Encore récente, la MAFPEN n'était
pas, elle non plus, fossilisée (loin s'en
fallait !), mais la bureaucratie avançait
à grands pas avec son cortège de
commissions par dizaines. Je connaissais
bientôt, individuellement, un grand nombre
des formateurs que j'avais déjà
rencontrés comme collègues dans le
passé ; mais pas tous, bien sûr. Le
plus souvent je travaillais, individuellement ou
collectivement, avec une quarantaine de "
collaborateurs ", chacun responsable d'un secteur
ou d'un réseau, parfois des deux. Il me
fallait aussi tenir compte d'un nombre
élevé de " présidents " de
commissions (enseignants-chercheurs, inspecteurs ou
enseignants), élus par les commissions et
jaloux de leurs prérogatives. Les
organisations syndicales, les associations de
spécialistes et les mouvements
pédagogiques étaient parties
prenantes de l'ensemble et voulaient notamment
intervenir sur le recrutement des formateurs, leurs
missions précises, leurs champs
d'intervention et leur carrière. Je passais
ainsi d'une " gestion des personnes " à une
" gestion de dossiers impersonnels ". Je ne dirai
pas que j'y pris un plaisir particulier ! Les
entretiens que j'accordais à ceux qui me le
demandaient, portaient tristement sur les
explications de barèmes dont je pouvais,
semble-t-il, difficilement m'écarter,
même s'il m'arrivait de le faire tant
certains avis de commissions ou d'inspecteurs me
paraissaient non fondés ou, pire encore
parfois, le signe de connivences sur le mode : " on
se rend service à tour de rôle ". Bien
qu'ayant été élu syndical
pendant plusieurs années à
l'université et au CNU, je n'avais
jusque-là rien repéré de tel,
sans doute en raison de ma jeunesse et mon
inexpérience. Dans la situation de la
MAFPEN, l'humain était le fondement du
travail (reconversions, travail en équipe,
personnes en difficulté ). Pourtant,
paradoxalement, il disparaissait en grande partie
lorsqu'il s'agissait des questions de gestion des
ressources humaines.
Quand je vis arriver dans les rectorats
(considérablement plus gros qu'une MAFPEN)

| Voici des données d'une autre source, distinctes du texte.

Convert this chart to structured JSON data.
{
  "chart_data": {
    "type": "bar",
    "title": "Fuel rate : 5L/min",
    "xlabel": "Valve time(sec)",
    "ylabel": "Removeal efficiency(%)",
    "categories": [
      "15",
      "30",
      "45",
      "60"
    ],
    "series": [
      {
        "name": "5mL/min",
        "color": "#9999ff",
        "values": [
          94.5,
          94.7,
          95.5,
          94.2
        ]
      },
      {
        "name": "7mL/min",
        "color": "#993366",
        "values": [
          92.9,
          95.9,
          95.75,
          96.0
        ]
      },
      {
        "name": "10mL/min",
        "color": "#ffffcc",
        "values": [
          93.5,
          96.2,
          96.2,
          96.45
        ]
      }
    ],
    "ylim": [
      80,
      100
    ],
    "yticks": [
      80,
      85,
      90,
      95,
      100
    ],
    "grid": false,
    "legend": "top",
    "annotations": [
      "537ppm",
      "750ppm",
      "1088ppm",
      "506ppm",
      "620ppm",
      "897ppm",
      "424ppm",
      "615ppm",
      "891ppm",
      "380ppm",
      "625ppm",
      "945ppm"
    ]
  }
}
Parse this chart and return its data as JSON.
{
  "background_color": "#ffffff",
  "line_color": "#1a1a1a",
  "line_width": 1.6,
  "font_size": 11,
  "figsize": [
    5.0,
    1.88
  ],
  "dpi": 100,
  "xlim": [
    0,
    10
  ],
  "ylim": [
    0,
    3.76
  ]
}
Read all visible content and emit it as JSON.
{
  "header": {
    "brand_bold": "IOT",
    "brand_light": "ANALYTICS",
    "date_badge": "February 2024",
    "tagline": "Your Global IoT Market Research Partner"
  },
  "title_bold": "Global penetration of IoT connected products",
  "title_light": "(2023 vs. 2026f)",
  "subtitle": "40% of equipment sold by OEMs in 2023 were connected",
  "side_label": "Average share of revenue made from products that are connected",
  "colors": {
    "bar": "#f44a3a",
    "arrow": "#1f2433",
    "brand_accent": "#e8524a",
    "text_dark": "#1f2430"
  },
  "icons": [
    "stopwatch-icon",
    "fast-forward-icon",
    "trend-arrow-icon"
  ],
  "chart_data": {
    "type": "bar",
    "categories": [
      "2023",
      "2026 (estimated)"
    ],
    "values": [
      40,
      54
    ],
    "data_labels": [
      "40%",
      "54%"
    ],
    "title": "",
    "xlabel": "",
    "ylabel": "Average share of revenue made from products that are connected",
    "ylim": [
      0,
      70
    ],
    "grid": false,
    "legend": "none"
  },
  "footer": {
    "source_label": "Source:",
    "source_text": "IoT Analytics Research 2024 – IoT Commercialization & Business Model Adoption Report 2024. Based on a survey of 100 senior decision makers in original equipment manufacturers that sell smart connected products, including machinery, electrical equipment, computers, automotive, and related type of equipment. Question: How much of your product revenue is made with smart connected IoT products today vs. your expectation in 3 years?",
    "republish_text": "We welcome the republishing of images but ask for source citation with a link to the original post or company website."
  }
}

une personne explicitement chargée de la
gestion des ressources humaines
(6)
, mon scepticisme fut considérable et
aujourd'hui je regrette d'avoir eu raison. Si, au
début, cette fonction fut exercée par
quelques inspecteurs ayant une bonne connaissance
du terrain et des acteurs, elle prit très
rapidement sa place dans " l'administration "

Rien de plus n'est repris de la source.